Joint cooperation meeting in progress in the Préfecture.

MARIGOT–President of the Collectivité Daniel Gibbs took part in Wednesday’s cooperation meeting organised in the Préfecture, with Préfète Déléguée Sylvie Feucher, Prime Minister of St. Maarten Silveria Jacobs, Director of the Regional Health Agency of Guadeloupe and the Northern Islands ARS Valérie Denux, and their respective teams.

The respective health authorities of the State and St. Maarten discussed implementation of joint health protocols for both sides of the island as part of the fight against the spread of COVID-19. The creation of a joint screening centre and application of similar sanitary rules were part of the discussions.

Gibbs, who has been calling for this cross-border cooperation for several months, urged the health authorities to act quickly by implementing a health cooperation protocol as soon as possible. Denux said she would make a concrete proposal to the Prime Minister by the end of next week.

French Minister of Solidarity and Health Olivier Véran placed Guadeloupe in a maximum alert zone and closed bars and restaurants temporarily on the island from Monday, September 28.

While positive cases have dropped significantly on both sides of St. Maarten/St. Martin and restaurants are open, protocols are already strict for establishments on both sides. Gibbs said it would be inappropriate to apply such a restriction but preferable to harmonise prevention protocols.
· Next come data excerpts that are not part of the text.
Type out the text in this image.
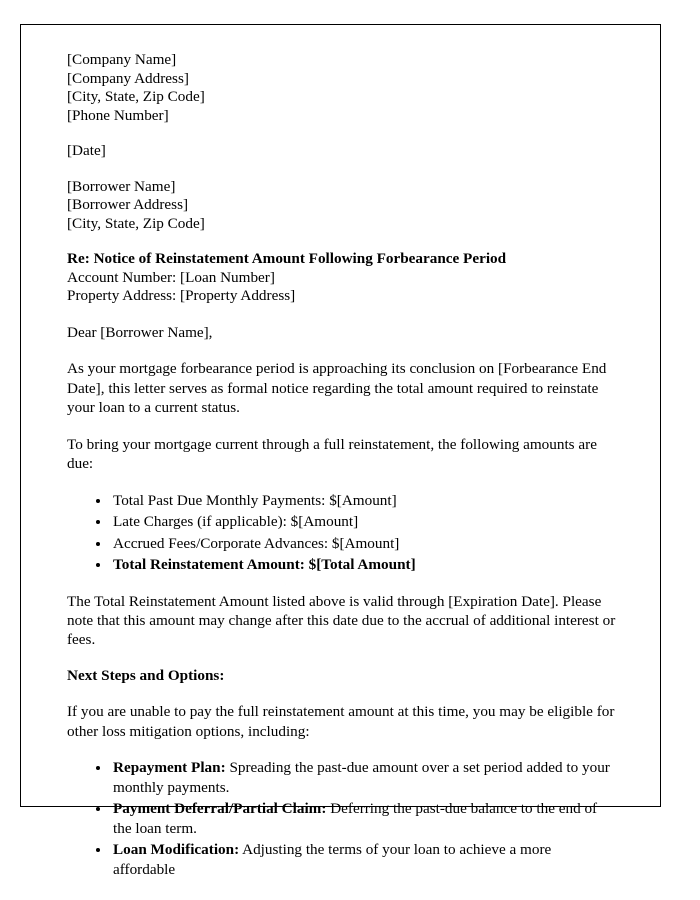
[Company Name]
[Company Address]
[City, State, Zip Code]
[Phone Number]
[Date]
[Borrower Name]
[Borrower Address]
[City, State, Zip Code]
Re: Notice of Reinstatement Amount Following Forbearance Period
Account Number: [Loan Number]
Property Address: [Property Address]

Dear [Borrower Name],

As your mortgage forbearance period is approaching its conclusion on [Forbearance End Date], this letter serves as formal notice regarding the total amount required to reinstate your loan to a current status.

To bring your mortgage current through a full reinstatement, the following amounts are due:

• Total Past Due Monthly Payments: $[Amount]
• Late Charges (if applicable): $[Amount]
• Accrued Fees/Corporate Advances: $[Amount]
• Total Reinstatement Amount: $[Total Amount]

The Total Reinstatement Amount listed above is valid through [Expiration Date]. Please note that this amount may change after this date due to the accrual of additional interest or fees.

Next Steps and Options:

If you are unable to pay the full reinstatement amount at this time, you may be eligible for other loss mitigation options, including:

• Repayment Plan: Spreading the past-due amount over a set period added to your monthly payments.
• Payment Deferral/Partial Claim: Deferring the past-due balance to the end of the loan term.
• Loan Modification: Adjusting the terms of your loan to achieve a more affordable
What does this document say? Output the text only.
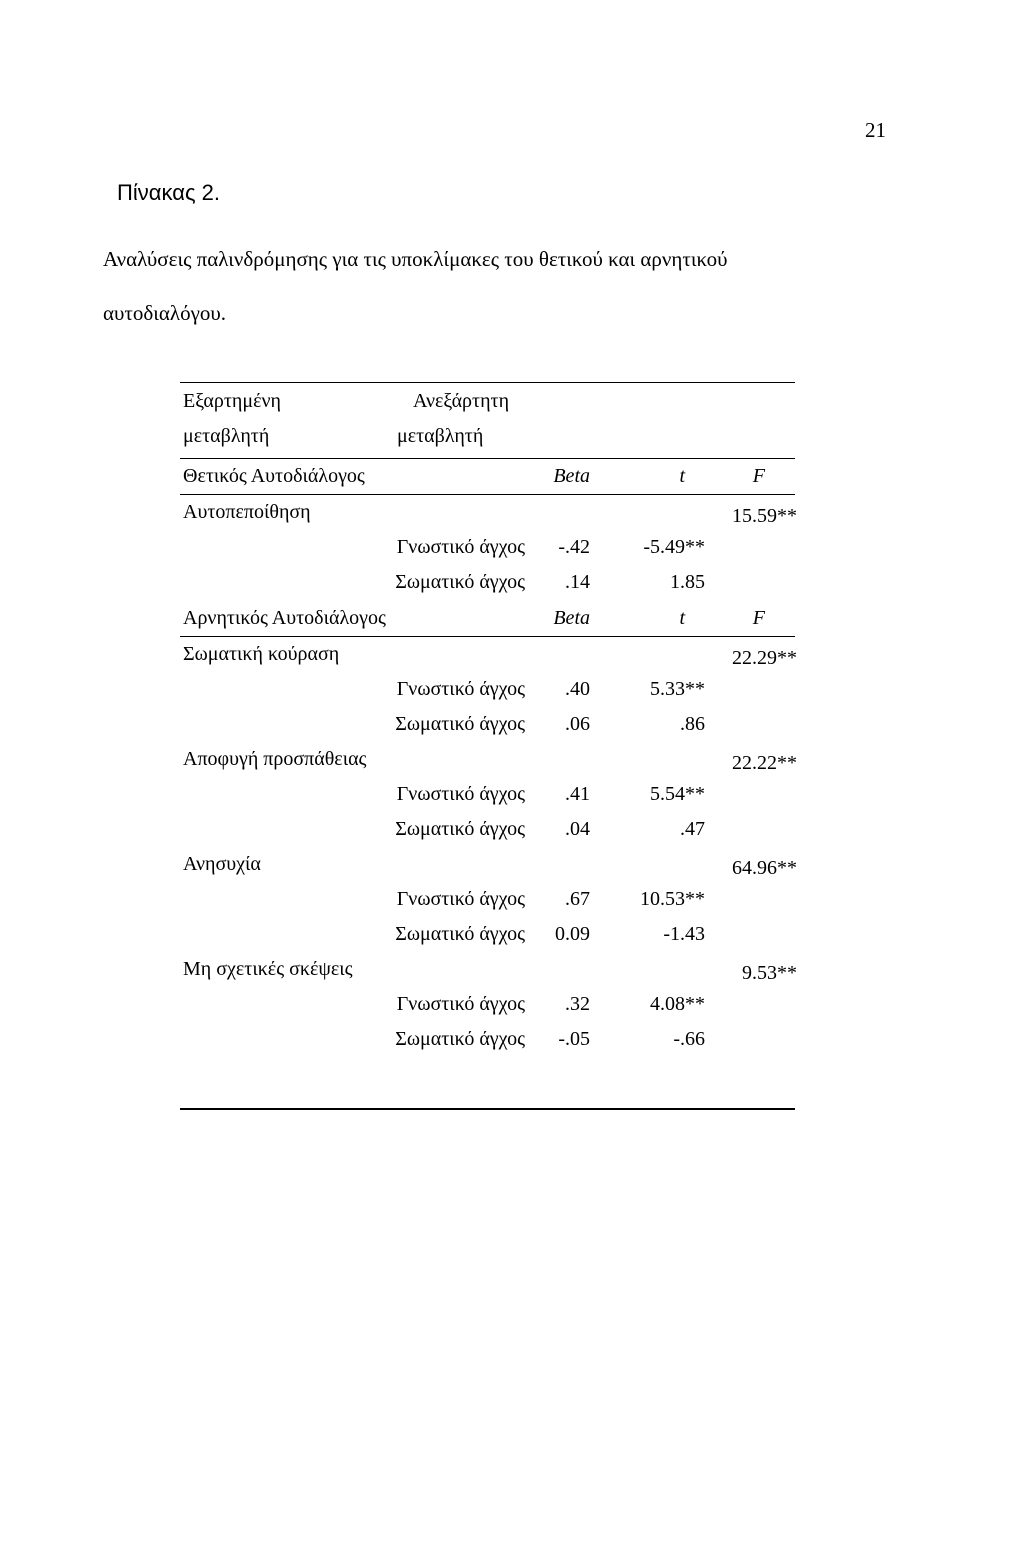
21
Πίνακας 2.
Αναλύσεις παλινδρόμησης για τις υποκλίμακες του θετικού και αρνητικού
αυτοδιαλόγου.
Εξαρτημένη	Ανεξάρτητη
μεταβλητή	μεταβλητή
Θετικός Αυτοδιάλογος	Beta	t	F
Αυτοπεποίθηση	15.59**
Γνωστικό άγχος -.42	-5.49**
Σωματικό άγχος .14	1.85
Αρνητικός Αυτοδιάλογος	Beta	t	F
Σωματική κούραση	22.29**
Γνωστικό άγχος .40	5.33**
Σωματικό άγχος .06	.86
Αποφυγή προσπάθειας	22.22**
Γνωστικό άγχος .41	5.54**
Σωματικό άγχος .04	.47
Ανησυχία	64.96**
Γνωστικό άγχος .67	10.53**
Σωματικό άγχος 0.09	-1.43
Μη σχετικές σκέψεις	9.53**
Γνωστικό άγχος .32	4.08**
Σωματικό άγχος -.05	-.66
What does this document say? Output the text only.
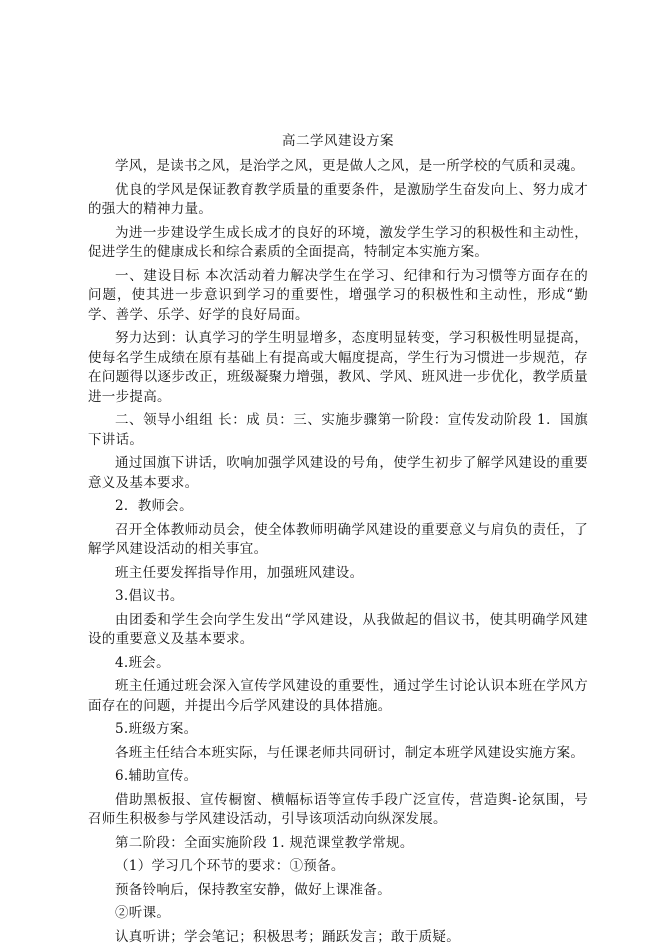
高二学风建设方案

学风，是读书之风，是治学之风，更是做人之风，是一所学校的气质和灵魂。

优良的学风是保证教育教学质量的重要条件，是激励学生奋发向上、努力成才的强大的精神力量。

为进一步建设学生成长成才的良好的环境，激发学生学习的积极性和主动性，促进学生的健康成长和综合素质的全面提高，特制定本实施方案。

一、建设目标 本次活动着力解决学生在学习、纪律和行为习惯等方面存在的问题，使其进一步意识到学习的重要性，增强学习的积极性和主动性，形成“勤学、善学、乐学、好学的良好局面。

努力达到：认真学习的学生明显增多，态度明显转变，学习积极性明显提高，使每名学生成绩在原有基础上有提高或大幅度提高，学生行为习惯进一步规范，存在问题得以逐步改正，班级凝聚力增强，教风、学风、班风进一步优化，教学质量进一步提高。

二、领导小组组 长：成 员：三、实施步骤第一阶段：宣传发动阶段 1．国旗下讲话。

通过国旗下讲话，吹响加强学风建设的号角，使学生初步了解学风建设的重要意义及基本要求。

2．教师会。

召开全体教师动员会，使全体教师明确学风建设的重要意义与肩负的责任，了解学风建设活动的相关事宜。

班主任要发挥指导作用，加强班风建设。

3.倡议书。

由团委和学生会向学生发出“学风建设，从我做起的倡议书，使其明确学风建设的重要意义及基本要求。

4.班会。

班主任通过班会深入宣传学风建设的重要性，通过学生讨论认识本班在学风方面存在的问题，并提出今后学风建设的具体措施。

5.班级方案。

各班主任结合本班实际，与任课老师共同研讨，制定本班学风建设实施方案。

6.辅助宣传。

借助黑板报、宣传橱窗、横幅标语等宣传手段广泛宣传，营造舆-论氛围，号召师生积极参与学风建设活动，引导该项活动向纵深发展。

第二阶段：全面实施阶段 1. 规范课堂教学常规。

（1）学习几个环节的要求：①预备。

预备铃响后，保持教室安静，做好上课准备。

②听课。

认真听讲；学会笔记；积极思考；踊跃发言；敢于质疑。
Gibbs also insisted on the need to reinforce prevention actions and health protocols on the territory to contain the spread of the virus, to confirm the falling statistics recorded in recent days, and to allow socio-professionals to remain in business to save their companies.

“While we have been calling for this cooperation since March, it is now urgent to enter fully into a phase of concrete health cooperation with St. Maarten,” he said.

He expressly requested harmonisation of forms and screening protocols, notably on the mandatory testing time for entry into the territory (72 hours for European countries, 120 hours for St. Maarten).

Health authorities should meet as soon as possible to determine technical arrangements for implementing the joint measures (operating mode, location of the screening centre, financing of operations, introduction of a rapid test at Princess Juliana International Airport and Grand Case L’Espérance Airport.

Both Gibbs and Jacobs reiterated their joint priorities: protect the population, revive the economy without relaunching the epidemic. On the latter point, everything depends on the behaviour of citizens.

“If we want to prevent new restrictions on bars and restaurants from being extended to St. Martin, we will have to act responsibly, be even more respectful of barrier measures in public spaces and within families, to prevent the epidemic from spreading,” concluded Gibbs.

A release from her office quoted Jacobs as being “very satisfied” with the outcome of the meeting, as much agreement and willingness for collaboration were expressed by both parties.

Jacobs looks forward to the technical outcome of the follow-up meetings which could lead to the establishment of a framework that can improve synchronisation of measures and ensure free movement around the island.

“As commonly agreed during the meeting, despite our two parts, we are one island. Thus, the need for coordination of our approach to combatting COVID-19 is paramount,” Jacobs said. “Throughout the varying measures taken by both our sides, our health agencies have continued to work together diligently based on the parameters of our memorandum of understanding (MOU).

“As we move into this new phase, we both mutually agreed that finding common reference points and indicators to addressing the pandemic is best for the long-term health and socio-economic relationship between our two sides.”

St. Maarten’s active cases decreased tremendously over the past several weeks due to raising awareness in the community and to the commercial business closures that lasted one month.

“Though testing capacity remains more of a financial and human resource challenge, St. Maarten Medical Center’s COVID-19-related admissions have been consistently low over the past seven weeks. As such, it is now known that to overcome the fight against COVID-19, it is not about not moving, but more about moving smart,” Jacobs concluded.